More than 70 percent of the firms that move have fewer than 10 employees, says Kelley. Although most don't attempt Aquatoy's bold interstate action--the vast majority moves within the same county--each shares the hunger for space to grow, Kelley says.
It's not a decision you should take lightly, however, especially if it involves moving to a new town. "It's a huge decision in a business's life," says Barbara Hampton, who helps strategize business moves for clients at Boston-based real estate specialist Spaulding & Slye Colliers. "You can either do it to impact your business positively or negatively. You can lose your business over this."
No wonder then that although the average individual moves every seven years, the average business moves only every 12 to 15 years, according to Steve Mumma, senior vice president at Atlas Van Lines.
Those firms that take Aquatoy's plunge tend to be in manufacturing or performing such back-office operations as call centers. (An Atlas Van Lines survey indicates that 62 percent of relocations involving firms with fewer than 500 employees were in manufacturing or processing.)
By contrast, small service firms tend to take advantage of out-of-area opportunities by opening branch offices. That's what Los Angeles Internet consultant company Genex Inc. did last year when it opened an office in Atlanta (No. 7 on this year's list).
Regardless of what kind of business you run, however, determining whether to stay in place or move to a new town is a two-step process that requires research.
Where You're At
The first step in evaluating whether a move or expansion would benefit your business is judging whether your current location is impeding your growth. Aquatoy faced problems that were fairly easy to identify: lack of labor and high real estate costs.
Of the two, labor is the more frequent cause of moves, says Daniel B. Amdur, president of MovingStation.com, an online relocation service for small businesses and individuals. "In the end, it's always an HR issue: access to quality labor," he says.
Still, lack of labor isn't the only thing that can hold a company back, says Bob Hess, who helps firms analyze relocation decisions as a partner with Deloitte & Touche LLP's Fantus corporate real estate solutions practice. "As it grows," he says, "a company can acquire customers that can't be well-served from its initial location."

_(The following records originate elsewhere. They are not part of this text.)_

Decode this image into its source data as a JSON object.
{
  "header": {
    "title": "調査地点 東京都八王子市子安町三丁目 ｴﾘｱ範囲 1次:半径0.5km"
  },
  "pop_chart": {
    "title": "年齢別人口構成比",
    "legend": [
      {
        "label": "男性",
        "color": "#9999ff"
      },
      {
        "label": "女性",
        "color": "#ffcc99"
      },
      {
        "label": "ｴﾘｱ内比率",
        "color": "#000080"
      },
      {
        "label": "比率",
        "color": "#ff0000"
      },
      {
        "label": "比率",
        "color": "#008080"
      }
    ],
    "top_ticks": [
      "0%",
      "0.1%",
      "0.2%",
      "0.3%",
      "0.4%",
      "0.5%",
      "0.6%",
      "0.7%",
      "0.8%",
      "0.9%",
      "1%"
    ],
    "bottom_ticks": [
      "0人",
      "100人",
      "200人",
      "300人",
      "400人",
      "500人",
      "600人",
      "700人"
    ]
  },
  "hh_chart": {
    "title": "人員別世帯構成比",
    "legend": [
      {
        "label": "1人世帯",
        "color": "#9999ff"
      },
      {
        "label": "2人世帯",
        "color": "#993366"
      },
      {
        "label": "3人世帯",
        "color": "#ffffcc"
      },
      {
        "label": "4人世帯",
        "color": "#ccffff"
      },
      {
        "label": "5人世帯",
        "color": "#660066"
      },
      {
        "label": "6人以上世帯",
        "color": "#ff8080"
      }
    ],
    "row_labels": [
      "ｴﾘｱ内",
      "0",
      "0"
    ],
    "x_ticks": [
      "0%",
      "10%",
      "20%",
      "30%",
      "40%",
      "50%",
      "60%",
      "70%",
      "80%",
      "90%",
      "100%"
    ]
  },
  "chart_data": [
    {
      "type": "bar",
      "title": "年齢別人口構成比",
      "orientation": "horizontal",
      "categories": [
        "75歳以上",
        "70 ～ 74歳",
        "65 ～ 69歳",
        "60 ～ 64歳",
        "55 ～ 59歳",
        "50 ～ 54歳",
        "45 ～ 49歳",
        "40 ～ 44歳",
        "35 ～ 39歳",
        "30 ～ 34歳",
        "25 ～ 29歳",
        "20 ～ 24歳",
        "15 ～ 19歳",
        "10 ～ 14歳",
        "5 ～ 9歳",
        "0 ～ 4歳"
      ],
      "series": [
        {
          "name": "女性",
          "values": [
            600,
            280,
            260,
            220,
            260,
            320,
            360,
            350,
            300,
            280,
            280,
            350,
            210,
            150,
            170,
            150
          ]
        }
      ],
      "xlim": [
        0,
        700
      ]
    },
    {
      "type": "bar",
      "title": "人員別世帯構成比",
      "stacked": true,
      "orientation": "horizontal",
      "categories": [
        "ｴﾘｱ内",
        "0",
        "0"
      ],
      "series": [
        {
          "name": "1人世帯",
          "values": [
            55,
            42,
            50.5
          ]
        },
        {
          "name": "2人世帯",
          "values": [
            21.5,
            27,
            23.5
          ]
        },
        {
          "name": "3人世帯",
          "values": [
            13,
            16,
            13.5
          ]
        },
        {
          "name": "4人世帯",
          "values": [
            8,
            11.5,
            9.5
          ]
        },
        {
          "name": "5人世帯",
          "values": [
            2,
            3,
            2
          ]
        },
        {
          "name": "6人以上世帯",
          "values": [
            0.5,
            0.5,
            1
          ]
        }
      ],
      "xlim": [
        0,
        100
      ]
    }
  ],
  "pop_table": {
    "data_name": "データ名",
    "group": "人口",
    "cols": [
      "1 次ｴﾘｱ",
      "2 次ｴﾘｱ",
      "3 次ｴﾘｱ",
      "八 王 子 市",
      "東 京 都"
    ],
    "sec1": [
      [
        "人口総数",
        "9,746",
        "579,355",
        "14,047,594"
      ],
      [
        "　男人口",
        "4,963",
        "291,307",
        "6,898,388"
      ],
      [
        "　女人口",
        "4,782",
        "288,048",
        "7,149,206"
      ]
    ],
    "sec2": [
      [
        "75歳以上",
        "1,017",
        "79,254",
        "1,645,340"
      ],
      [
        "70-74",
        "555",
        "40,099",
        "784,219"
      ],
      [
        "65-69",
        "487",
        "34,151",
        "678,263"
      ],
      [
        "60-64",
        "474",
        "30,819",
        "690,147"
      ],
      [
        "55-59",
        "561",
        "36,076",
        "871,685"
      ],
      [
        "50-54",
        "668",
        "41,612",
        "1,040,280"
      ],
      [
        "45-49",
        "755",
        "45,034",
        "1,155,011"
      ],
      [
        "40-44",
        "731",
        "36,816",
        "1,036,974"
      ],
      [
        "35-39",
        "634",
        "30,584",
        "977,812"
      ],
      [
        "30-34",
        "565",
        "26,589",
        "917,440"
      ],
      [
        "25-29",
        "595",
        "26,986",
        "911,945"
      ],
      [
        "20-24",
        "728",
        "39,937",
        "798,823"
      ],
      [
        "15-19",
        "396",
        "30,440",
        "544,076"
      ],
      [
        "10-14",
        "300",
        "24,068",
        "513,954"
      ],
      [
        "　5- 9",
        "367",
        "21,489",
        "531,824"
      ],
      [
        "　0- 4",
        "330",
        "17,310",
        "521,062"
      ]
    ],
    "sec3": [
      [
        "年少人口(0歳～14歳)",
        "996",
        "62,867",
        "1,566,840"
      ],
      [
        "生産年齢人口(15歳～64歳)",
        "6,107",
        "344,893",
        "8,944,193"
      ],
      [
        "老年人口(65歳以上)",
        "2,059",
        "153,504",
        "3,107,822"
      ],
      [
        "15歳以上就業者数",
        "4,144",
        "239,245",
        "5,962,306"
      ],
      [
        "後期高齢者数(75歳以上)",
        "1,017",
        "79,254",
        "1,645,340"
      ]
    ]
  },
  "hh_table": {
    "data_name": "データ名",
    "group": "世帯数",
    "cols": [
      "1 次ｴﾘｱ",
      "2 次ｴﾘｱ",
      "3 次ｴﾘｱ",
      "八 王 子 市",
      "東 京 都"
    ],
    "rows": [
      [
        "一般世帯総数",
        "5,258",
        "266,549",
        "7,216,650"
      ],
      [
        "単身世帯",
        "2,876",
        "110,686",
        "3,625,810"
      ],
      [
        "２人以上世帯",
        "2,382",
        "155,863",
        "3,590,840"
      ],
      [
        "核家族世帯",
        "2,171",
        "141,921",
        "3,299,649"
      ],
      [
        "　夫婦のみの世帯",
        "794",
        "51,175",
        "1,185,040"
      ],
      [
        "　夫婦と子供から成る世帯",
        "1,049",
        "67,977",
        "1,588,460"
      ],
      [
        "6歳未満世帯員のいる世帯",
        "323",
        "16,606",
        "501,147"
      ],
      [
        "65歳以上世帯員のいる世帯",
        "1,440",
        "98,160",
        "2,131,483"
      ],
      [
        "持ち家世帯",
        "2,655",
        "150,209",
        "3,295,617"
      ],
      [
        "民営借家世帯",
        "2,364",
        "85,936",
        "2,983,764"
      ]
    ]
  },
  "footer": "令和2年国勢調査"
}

That was the case for Genex, which chose Atlanta, in part, to service its customers on the East Coast. One of the firm's major clients--Security First Network Bank--is also in Atlanta.
In addition to proximity to your customers, everything from the taxes you pay to utility rates can increase your costs, putting you at a disadvantage against your competitors. Even availability of funding can be determined by your base of operations, experts say. Your firm may be cash-starved because you lack sufficient avenues of financing in your existing location, and you haven't been able to make enough road shows to visit far-flung venture capitalists nationwide.